An uneven collection of sharply observed and deeply pondered essays, mainly on the environment but informed by the author’s perspective as a Quaker and a lesbian.
“In their shapes and meanders, the personal essay and the long walk have much in common, most notably in their valuing of the journey over the destination,” writes Reid (Creative Writing/Warren Wilson Coll.; Coyote: Seeking the Hunter in Our Midst, 2004), who invites readers to share some walks, most of them in nature generally and many of them involving birds specifically. She continues to observe that these two linked pursuits involve “a heightened attention,” and most of these essays pay very close attention to detail, as the author finds significance in distinctions to which many observers might remain oblivious.

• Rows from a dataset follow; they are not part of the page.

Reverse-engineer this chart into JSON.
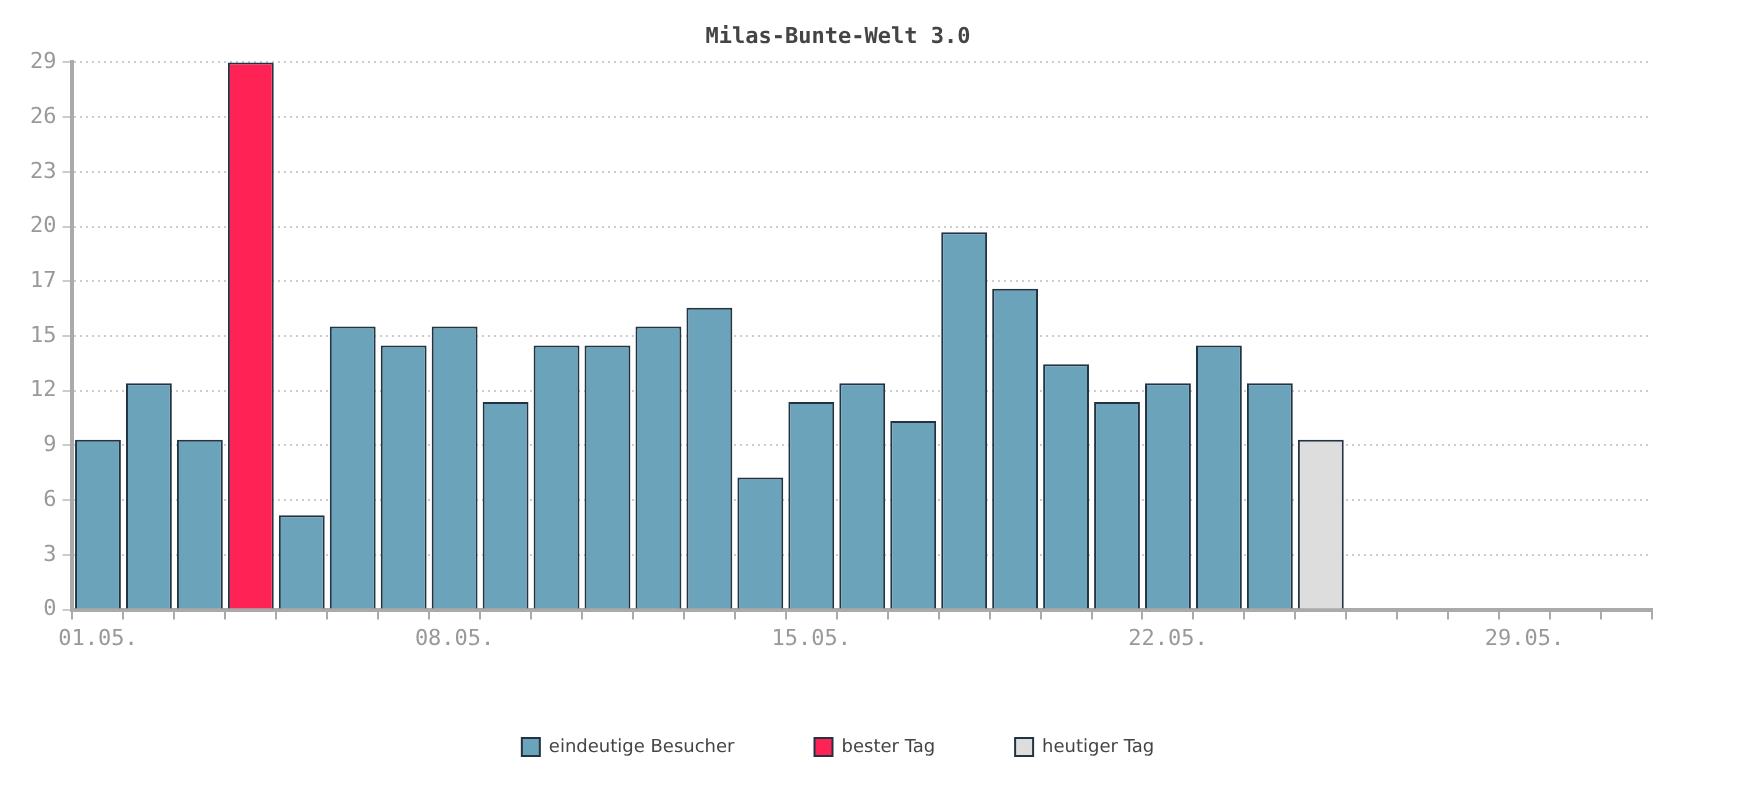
{
  "chart_data": {
    "type": "bar",
    "title": "Milas-Bunte-Welt 3.0",
    "categories": [
      "01.05.",
      null,
      null,
      null,
      null,
      null,
      null,
      "08.05.",
      null,
      null,
      null,
      null,
      null,
      null,
      "15.05.",
      null,
      null,
      null,
      null,
      null,
      null,
      "22.05.",
      null,
      null,
      null,
      null,
      null,
      null,
      "29.05.",
      null,
      null
    ],
    "series": [
      {
        "name": "eindeutige Besucher",
        "color": "#6ba3ba",
        "values": [
          9,
          12,
          9,
          null,
          5,
          15,
          14,
          15,
          11,
          14,
          14,
          15,
          16,
          7,
          11,
          12,
          10,
          20,
          17,
          13,
          11,
          12,
          14,
          12,
          null,
          null,
          null,
          null,
          null,
          null,
          null
        ]
      },
      {
        "name": "bester Tag",
        "color": "#ff2255",
        "values": [
          null,
          null,
          null,
          29,
          null,
          null,
          null,
          null,
          null,
          null,
          null,
          null,
          null,
          null,
          null,
          null,
          null,
          null,
          null,
          null,
          null,
          null,
          null,
          null,
          null,
          null,
          null,
          null,
          null,
          null,
          null
        ]
      },
      {
        "name": "heutiger Tag",
        "color": "#dddddd",
        "values": [
          null,
          null,
          null,
          null,
          null,
          null,
          null,
          null,
          null,
          null,
          null,
          null,
          null,
          null,
          null,
          null,
          null,
          null,
          null,
          null,
          null,
          null,
          null,
          null,
          9,
          null,
          null,
          null,
          null,
          null,
          null
        ]
      }
    ],
    "ylim": [
      0,
      29
    ],
    "yticks": [
      0,
      {
        "value": 2.9,
        "label": "3"
      },
      {
        "value": 5.8,
        "label": "6"
      },
      {
        "value": 8.7,
        "label": "9"
      },
      {
        "value": 11.6,
        "label": "12"
      },
      {
        "value": 14.5,
        "label": "15"
      },
      {
        "value": 17.4,
        "label": "17"
      },
      {
        "value": 20.3,
        "label": "20"
      },
      {
        "value": 23.2,
        "label": "23"
      },
      {
        "value": 26.1,
        "label": "26"
      },
      29
    ],
    "grid": "y",
    "line_style": "dotted",
    "legend": "bottom"
  }
}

She also makes connections between her solitary contemplation of nature and her relationships with those close to her, as when she writes after the death of her grandmother, “She and I may not have said much about the matters of our hearts but in the language of birds we shared plenty.” Two essays rise above the rest. “Hitched, Massachusetts, 2004” seems deeply felt as well as pondered, as the author works her way through the ambivalence of becoming legally wed to her partner, “because there are lots of reasons besides fidelity and commitment why queers might want to marry and why doing so might cause palms to sweat.” In “Wild Geese and Other Nostalgias,” the author illuminates how love for birds might be bad for them, making it too easy for them to stay in one place and multiply, interrupting their natural migratory cycles.
As a self-conscious writer and ardent environmentalist, Reid makes fine company for those who share her passions, yet there’s little trace of humor, self-deprecating or otherwise, that might broaden her circle of readers.